Press is united in F&Minquiry calls

3 August 2001




Press is united in F&Minquiry calls

By Isabel Davies

THE national Press has added its voice to thousands of farmers fighting to persuade the government to agree to a full public inquiry into the foot-and-mouth crisis.

Broadsheets and tabloids alike are united in their desire to see the government conduct a full public investigation. They say explanations are needed for some of the decisions that have been made over the past few months.

Writing after claims were made that farmers might be deliberately infecting their own animals, the Daily Mail said it seemed convenient that the finger was once again being pointed at farmers. "But is it not odd that a regime which refuses to allow its own role in this tragedy to be properly scrutinised in a public inquiry has no qualms about putting the farmers behaviour under the spotlight?"

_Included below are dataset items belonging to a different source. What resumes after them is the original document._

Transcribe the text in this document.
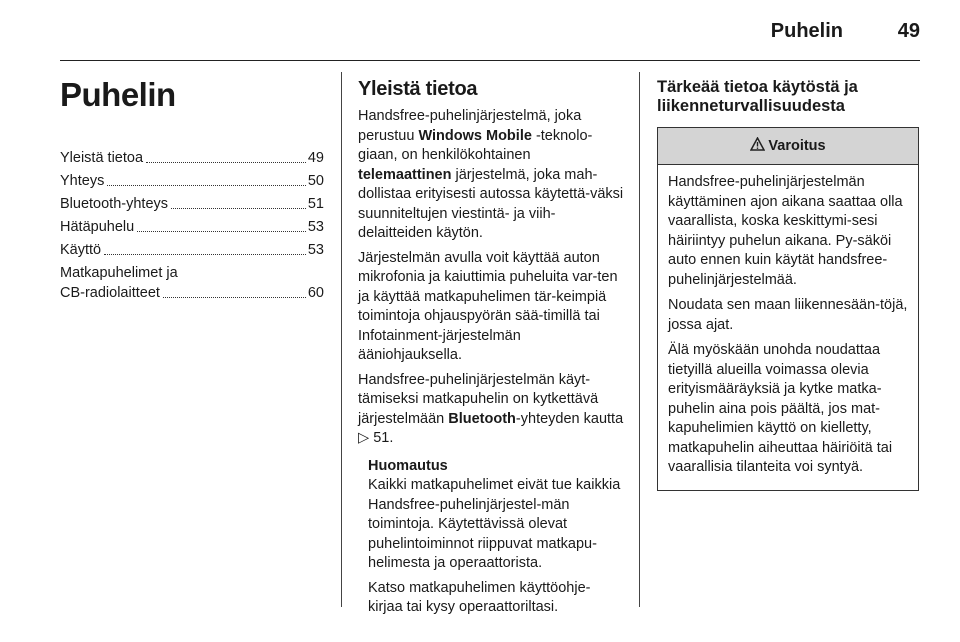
Puhelin	49
Puhelin
Yleistä tietoa	49
Yhteys	50
Bluetooth-yhteys	51
Hätäpuhelu	53
Käyttö	53
Matkapuhelimet ja
CB-radiolaitteet	60
Yleistä tietoa

Handsfree-puhelinjärjestelmä, joka perustuu Windows Mobile -teknolo-giaan, on henkilökohtainen telemaattinen järjestelmä, joka mah-dollistaa erityisesti autossa käytettä-väksi suunniteltujen viestintä- ja viih-delaitteiden käytön.

Järjestelmän avulla voit käyttää auton mikrofonia ja kaiuttimia puheluita var-ten ja käyttää matkapuhelimen tär-keimpiä toimintoja ohjauspyörän sää-timillä tai Infotainment-järjestelmän ääniohjauksella.

Handsfree-puhelinjärjestelmän käyt-tämiseksi matkapuhelin on kytkettävä järjestelmään Bluetooth-yhteyden kautta ▷ 51.

Huomautus

Kaikki matkapuhelimet eivät tue kaikkia Handsfree-puhelinjärjestel-män toimintoja. Käytettävissä olevat puhelintoiminnot riippuvat matkapu-helimesta ja operaattorista.

Katso matkapuhelimen käyttöohje-kirjaa tai kysy operaattoriltasi.

Tärkeää tietoa käytöstä ja
liikenneturvallisuudesta
Varoitus

Handsfree-puhelinjärjestelmän käyttäminen ajon aikana saattaa olla vaarallista, koska keskittymi-sesi häiriintyy puhelun aikana. Py-säköi auto ennen kuin käytät handsfree-puhelinjärjestelmää.

Noudata sen maan liikennesään-töjä, jossa ajat.

Älä myöskään unohda noudattaa tietyillä alueilla voimassa olevia erityismääräyksiä ja kytke matka-puhelin aina pois päältä, jos mat-kapuhelimien käyttö on kielletty, matkapuhelin aiheuttaa häiriöitä tai vaarallisia tilanteita voi syntyä.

The Financial Times said Downing Streets knee-jerk response to reports of the high cost of disinfecting farms suggested it was still susceptible to making policy on the hoof. "What matters to us now is to learn the lessons of this affair – and the best way to do that will be through a proper public inquiry."

There were strong words and accusations in an opinion piece that appeared in The Independent which described the handling of the crisis as a bungle. "If ever a scandal cried out for a public inquiry, it is this one. Yet ministers still prevaricate, saying there are sound reasons for not having a public, judicial tribunal."

An opinion piece in The Times said there appeared to be good reasons for a public inquiry yet the Prime Minister refused to organise anything beyond a scientific review. It said there was no reason why an inquiry should take any longer than the one into the last outbreak in 1968. "Mr Blairs real fear may simply be that an inquiry will embarrass his government," it concluded.

The Daily Telegraph said the failures of MAFF were hanging like an albatross around the neck of DEFRA secretary Margaret Beckett. "The best way to send the bird plummeting into the depths is by ordering the full public inquiry which Michael Meacher called for as long ago as March, before being slapped down by Mr Blair."